Moritz und Christian Dillenbach waren auch in dieser Frühschicht wieder gemeinsam Auf Streife. Es schien ein recht ruhiger Tag zu werden. Doch irgendwann bekamen sie ihren ersten Einsatz über Funk. Sie sollten in einen großen Park am Rhein fahren, dort wurden Jugendliche gemeldet, die auf einem Kinderspielplatz Alkohol tranken und die Leute belästigten. Den Streifenwagen mussten sie am Rand des Parks stehen lassen. Schon von weiten hörten sie die pöbelnden Jugendlichen und Christian rief Moritz zu "Los, wir sollten uns beeilen!" Die beiden rannten los und sahen eine Gruppe von fünf jungen Männern auf einem Spielplatz randalieren. Von weitem riefen sie den jungen Männern schon Anweisungen zu. Als Reaktion kamen Bierflaschen geflogen und zersplitterten vor ihnen. Christian meldete über Funk schnell die Vorgänge und forderte Verstärkung an. Die Jugendlichen hatten sich in zwei Gruppen aufgeteilt und rannten in verschiedene Richtungen davon. Auch wenn sie es nicht gerne taten, teilten sich die beiden Beamten ebenfalls auf. Während Moritz den zwei Jugendlichen folgte, die in Richtung Straße rannten, lief Christian den anderen Richtung Rhein hinterher. Es würde schon reichen, wenn sie einen erwischen könnten. Der würde schon die anderen verraten, um nicht allein für alles gerade stehen zu müssen.
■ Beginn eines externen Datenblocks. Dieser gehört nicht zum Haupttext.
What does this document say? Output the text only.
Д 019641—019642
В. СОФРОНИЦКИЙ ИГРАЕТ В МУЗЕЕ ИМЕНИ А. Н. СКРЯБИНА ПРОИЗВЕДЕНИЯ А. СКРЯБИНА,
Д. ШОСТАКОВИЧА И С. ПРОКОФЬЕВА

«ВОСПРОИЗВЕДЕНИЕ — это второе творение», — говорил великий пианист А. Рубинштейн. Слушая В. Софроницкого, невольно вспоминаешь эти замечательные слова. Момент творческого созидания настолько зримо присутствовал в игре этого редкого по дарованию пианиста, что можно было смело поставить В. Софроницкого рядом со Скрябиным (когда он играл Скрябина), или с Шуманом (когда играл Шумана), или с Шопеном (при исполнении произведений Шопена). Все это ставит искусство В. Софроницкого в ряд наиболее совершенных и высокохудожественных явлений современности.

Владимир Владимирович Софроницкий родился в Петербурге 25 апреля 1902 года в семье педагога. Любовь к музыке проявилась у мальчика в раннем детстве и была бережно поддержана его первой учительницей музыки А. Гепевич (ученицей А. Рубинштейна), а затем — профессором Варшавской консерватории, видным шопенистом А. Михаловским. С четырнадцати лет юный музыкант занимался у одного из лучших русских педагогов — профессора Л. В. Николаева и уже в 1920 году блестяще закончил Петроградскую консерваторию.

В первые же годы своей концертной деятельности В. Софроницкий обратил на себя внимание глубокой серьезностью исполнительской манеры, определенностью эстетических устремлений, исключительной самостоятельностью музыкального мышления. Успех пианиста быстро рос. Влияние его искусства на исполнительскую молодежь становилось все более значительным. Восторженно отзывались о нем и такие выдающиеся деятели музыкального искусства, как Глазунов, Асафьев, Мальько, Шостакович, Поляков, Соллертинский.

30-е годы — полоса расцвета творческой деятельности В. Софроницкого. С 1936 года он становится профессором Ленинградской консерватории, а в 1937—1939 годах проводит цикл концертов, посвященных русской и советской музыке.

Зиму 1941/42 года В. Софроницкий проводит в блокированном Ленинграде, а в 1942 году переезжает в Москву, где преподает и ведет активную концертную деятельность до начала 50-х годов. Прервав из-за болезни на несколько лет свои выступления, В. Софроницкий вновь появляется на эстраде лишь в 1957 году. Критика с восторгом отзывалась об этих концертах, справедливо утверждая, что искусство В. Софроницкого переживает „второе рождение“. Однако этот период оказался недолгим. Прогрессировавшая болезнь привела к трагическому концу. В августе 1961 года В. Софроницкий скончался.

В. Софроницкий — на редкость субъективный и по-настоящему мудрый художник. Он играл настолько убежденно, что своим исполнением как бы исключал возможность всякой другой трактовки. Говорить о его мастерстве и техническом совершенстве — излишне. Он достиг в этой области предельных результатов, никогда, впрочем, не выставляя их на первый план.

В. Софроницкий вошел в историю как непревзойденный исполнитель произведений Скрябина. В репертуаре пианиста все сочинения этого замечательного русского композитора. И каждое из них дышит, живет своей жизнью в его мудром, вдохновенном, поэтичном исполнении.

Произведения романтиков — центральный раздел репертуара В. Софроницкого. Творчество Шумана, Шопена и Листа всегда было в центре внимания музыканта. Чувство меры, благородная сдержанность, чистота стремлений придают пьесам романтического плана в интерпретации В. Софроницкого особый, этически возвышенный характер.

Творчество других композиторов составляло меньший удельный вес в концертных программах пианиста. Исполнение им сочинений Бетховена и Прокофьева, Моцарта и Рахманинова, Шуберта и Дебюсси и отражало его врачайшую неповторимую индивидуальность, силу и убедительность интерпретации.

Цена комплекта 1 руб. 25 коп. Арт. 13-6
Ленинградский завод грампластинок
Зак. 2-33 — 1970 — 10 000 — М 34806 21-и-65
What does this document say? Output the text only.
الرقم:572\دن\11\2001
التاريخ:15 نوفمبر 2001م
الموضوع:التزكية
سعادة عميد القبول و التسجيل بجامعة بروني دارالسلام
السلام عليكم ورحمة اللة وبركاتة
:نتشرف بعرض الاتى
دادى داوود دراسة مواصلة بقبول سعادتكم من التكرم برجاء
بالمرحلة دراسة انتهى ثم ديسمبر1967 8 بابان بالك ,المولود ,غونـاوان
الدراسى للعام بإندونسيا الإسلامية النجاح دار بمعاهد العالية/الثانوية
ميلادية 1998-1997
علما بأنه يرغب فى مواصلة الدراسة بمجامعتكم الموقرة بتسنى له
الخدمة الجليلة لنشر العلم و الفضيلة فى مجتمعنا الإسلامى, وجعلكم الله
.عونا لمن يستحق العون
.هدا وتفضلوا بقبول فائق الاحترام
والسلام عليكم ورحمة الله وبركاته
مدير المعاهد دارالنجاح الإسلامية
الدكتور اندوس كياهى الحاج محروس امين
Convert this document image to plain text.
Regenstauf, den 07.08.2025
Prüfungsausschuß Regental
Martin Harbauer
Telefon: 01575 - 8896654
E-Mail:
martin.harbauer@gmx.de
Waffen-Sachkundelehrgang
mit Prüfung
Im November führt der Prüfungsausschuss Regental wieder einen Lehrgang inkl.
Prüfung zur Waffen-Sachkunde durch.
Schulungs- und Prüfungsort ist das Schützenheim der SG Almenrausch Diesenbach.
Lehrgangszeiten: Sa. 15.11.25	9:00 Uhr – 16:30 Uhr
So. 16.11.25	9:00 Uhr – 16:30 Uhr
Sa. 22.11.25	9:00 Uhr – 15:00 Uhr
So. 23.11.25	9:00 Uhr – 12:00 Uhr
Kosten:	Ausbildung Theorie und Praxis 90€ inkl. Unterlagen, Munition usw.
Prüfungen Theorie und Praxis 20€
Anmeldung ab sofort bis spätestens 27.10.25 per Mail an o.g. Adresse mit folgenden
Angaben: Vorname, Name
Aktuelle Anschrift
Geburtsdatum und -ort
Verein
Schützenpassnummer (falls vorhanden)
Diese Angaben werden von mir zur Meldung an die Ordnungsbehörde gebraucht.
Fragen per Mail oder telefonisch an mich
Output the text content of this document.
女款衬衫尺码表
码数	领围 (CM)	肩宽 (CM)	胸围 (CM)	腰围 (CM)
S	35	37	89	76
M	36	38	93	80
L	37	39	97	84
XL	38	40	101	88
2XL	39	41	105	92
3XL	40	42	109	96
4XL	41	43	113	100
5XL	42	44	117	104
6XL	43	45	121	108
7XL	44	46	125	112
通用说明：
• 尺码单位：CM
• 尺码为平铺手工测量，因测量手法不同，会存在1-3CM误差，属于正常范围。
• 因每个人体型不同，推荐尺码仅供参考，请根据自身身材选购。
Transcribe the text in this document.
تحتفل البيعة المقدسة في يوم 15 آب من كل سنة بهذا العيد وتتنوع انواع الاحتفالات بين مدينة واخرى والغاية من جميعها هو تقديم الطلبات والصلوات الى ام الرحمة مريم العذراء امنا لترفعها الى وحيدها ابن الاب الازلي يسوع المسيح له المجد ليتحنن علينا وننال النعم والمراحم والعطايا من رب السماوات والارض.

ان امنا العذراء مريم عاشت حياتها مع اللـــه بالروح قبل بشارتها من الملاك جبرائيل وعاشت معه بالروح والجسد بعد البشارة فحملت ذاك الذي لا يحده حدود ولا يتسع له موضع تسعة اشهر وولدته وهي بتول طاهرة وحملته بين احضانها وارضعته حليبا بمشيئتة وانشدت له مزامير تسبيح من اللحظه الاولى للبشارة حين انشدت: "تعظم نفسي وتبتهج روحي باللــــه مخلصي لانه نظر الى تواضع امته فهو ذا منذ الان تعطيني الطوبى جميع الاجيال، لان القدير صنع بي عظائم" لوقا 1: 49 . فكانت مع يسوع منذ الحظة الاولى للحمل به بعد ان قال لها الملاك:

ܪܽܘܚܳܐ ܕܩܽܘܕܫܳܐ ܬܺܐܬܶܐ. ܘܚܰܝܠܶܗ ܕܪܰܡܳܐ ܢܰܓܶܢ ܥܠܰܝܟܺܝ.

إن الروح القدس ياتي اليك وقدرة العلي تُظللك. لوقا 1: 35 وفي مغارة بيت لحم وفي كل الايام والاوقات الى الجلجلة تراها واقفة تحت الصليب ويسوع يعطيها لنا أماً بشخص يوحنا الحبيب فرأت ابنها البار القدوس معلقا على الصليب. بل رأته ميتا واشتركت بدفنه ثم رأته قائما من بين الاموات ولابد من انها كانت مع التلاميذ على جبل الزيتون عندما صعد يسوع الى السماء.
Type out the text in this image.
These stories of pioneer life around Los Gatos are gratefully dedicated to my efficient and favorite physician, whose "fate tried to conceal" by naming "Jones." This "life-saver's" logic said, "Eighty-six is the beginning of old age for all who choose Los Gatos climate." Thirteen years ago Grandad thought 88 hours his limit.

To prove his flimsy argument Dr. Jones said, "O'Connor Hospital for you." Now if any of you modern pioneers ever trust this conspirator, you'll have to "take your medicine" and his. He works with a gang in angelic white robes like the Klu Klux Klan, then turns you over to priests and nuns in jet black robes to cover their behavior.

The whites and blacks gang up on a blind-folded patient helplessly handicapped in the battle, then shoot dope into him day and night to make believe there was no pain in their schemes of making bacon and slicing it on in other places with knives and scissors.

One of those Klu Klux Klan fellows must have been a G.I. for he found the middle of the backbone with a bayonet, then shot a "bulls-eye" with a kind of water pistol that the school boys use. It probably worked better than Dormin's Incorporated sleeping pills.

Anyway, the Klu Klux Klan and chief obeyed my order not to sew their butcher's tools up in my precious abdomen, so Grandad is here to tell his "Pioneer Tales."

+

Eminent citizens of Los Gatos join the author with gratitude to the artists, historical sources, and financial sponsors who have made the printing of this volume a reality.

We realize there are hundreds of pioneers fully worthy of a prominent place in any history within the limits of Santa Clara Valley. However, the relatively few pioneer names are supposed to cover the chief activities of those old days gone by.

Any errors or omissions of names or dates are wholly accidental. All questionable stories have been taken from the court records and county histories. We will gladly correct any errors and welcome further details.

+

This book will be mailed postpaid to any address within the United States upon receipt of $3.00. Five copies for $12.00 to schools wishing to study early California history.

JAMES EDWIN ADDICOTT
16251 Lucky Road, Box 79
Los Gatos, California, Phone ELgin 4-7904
Was sie nicht bemerkten, war der Mann der im Gebüsch stand und alles beobachtete. Ole hatte gehofft, dass dieser Dillenbach zu dem Einsatz geschickt würde. Er folgte nun genau diesem und wusste, dass der Kinderschläger ihm jetzt nicht mehr entkommen konnte. Am Rheinufer blieben die Jugendlichen dann einfach stehen und ließen sich von Christian stellen. Er hatte sein Pfefferspray in der Hand "Okay, jetzt ist Schluss. Auf die Knie und Hände hinterm Kopf!" Die jungen Männer taten genau das, was Christian ihnen sagte und lächelten ihn nur an, was dieser ziemlich merkwürdig fand. Gerade wollte er über Funk durchgeben, wo er war um dann auf die Verstärkung zu warten, als ihn ein heftiger Schlag auf den Hinterkopf traf. Sofort ging er zu Boden und blieb benommen liegen. Er hörte eine Stimme sagen "Hier der Rest eurer Kohle und jetzt verschwindet von hier und vergesst was ihr gesehen habt!" Verschwommen sah er die Jugendlichen weglaufen. Er wollte versuchen, aufzustehen aber ein Tritt in den Rücken machte seinen Versuch schon im Ansatz zunichte. Der Schmerz im Rücken raubte ihm die Luft, aber er hatte keine Zeit sich zu fangen, als ihn schon der nächste Tritt traf und ihn schmerzerfüllt aufschreien ließ.